At the end he raced on to the sodden pitch as if Atletico had won.
They did beat Real 2-1 on Wednesday but lost the tie 4-2 on aggregate. A fittingly glorious failure on the final European night their stadium since 1966 will play host to.
The 3-0 first-leg defeat gave Atletico little hope of a comeback, although in the days prior to the semi-final the Argentine coach and his players insisted they could overcome their city rivals and reach the Cardiff final.
The fans believed too, with over 500 appearing outside the team hotel the night before the game to show their support and the Calderon enjoying one of the loudest and most impressive atmospheres in its 51 years as Atletico’s stadium.
Next season they move to the Wanda Metropolitano, to the north-east of the city, away from their traditional stronghold, and it will take some doing to be anywhere near as intimidating a stadium for opponents.
However, Simeone has faith the fans will bring their new home to life.
“The emotions will move over. The same people that are here will be at the Metropolitano, the passion and hope is not negotiable,” he told reporters.
Real Madrid taunted Atletico with a banner display in last week’s first leg, reading
“Tell me how it feels”, making reference to their Champions League final victories over their city rivals in Lisbon (2014) and Milan (2016).
Atletico responded with a banner of their own. “Proud to not be like you” was their response.
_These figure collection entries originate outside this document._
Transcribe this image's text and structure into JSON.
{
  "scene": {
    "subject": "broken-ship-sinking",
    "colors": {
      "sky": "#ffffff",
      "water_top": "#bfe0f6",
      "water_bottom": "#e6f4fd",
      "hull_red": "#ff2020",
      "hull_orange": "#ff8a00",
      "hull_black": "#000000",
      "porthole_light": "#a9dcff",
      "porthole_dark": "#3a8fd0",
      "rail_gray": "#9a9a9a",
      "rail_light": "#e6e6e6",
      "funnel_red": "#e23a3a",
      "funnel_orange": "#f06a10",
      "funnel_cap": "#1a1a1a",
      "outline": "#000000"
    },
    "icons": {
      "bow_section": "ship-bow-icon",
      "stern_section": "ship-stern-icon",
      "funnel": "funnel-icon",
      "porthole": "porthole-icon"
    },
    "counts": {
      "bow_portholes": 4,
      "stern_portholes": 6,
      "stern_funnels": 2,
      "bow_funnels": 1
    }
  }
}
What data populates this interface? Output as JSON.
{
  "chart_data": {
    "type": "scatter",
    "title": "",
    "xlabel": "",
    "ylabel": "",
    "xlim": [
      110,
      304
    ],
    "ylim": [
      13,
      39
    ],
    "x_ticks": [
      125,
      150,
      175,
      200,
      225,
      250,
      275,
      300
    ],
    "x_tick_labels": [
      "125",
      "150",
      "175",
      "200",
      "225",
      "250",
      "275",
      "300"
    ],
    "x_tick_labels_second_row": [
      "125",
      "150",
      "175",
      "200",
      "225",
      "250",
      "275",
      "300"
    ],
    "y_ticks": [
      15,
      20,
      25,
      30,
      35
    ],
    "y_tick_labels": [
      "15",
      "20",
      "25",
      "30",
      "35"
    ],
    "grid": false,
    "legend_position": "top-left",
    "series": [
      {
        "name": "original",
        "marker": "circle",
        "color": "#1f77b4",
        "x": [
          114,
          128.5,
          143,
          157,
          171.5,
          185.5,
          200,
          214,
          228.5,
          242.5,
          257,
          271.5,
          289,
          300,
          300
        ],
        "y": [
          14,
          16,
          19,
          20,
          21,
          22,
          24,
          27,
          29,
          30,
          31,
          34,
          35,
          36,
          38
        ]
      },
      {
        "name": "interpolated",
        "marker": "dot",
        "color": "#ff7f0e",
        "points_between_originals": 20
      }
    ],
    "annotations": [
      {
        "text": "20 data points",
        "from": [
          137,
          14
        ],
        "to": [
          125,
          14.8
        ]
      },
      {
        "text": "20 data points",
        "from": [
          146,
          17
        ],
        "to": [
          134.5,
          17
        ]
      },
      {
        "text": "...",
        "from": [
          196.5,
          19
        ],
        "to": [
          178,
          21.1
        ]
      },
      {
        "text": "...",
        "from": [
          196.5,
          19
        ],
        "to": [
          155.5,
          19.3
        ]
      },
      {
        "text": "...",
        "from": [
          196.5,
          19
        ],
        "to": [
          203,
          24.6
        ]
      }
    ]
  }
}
But when they leave the ramshackle, rusting but beloved Calderon, they will take a step closer to being like Real, one of Europe’s super-clubs with a state-of-the-art stadium to match.
The fans pushed the hosts on from the start and after 12 minutes Saul Niguez headed home. Antoine Griezmann added the second from the penalty spot four minutes later, sending the stadium into overdrive.
”The first 20 minutes of this magic night at the Calderon will be remembered forever,” Simeone said.
”We have to be proud of the players. They kept hope, showing we weren’t talking for the sake of talking but because we believed.”
In his five-and-a-half seasons at the helm of Atletico, Simeone’s team have become worthy rivals for Real domestically. But European clashes remain the final, impossible hurdle.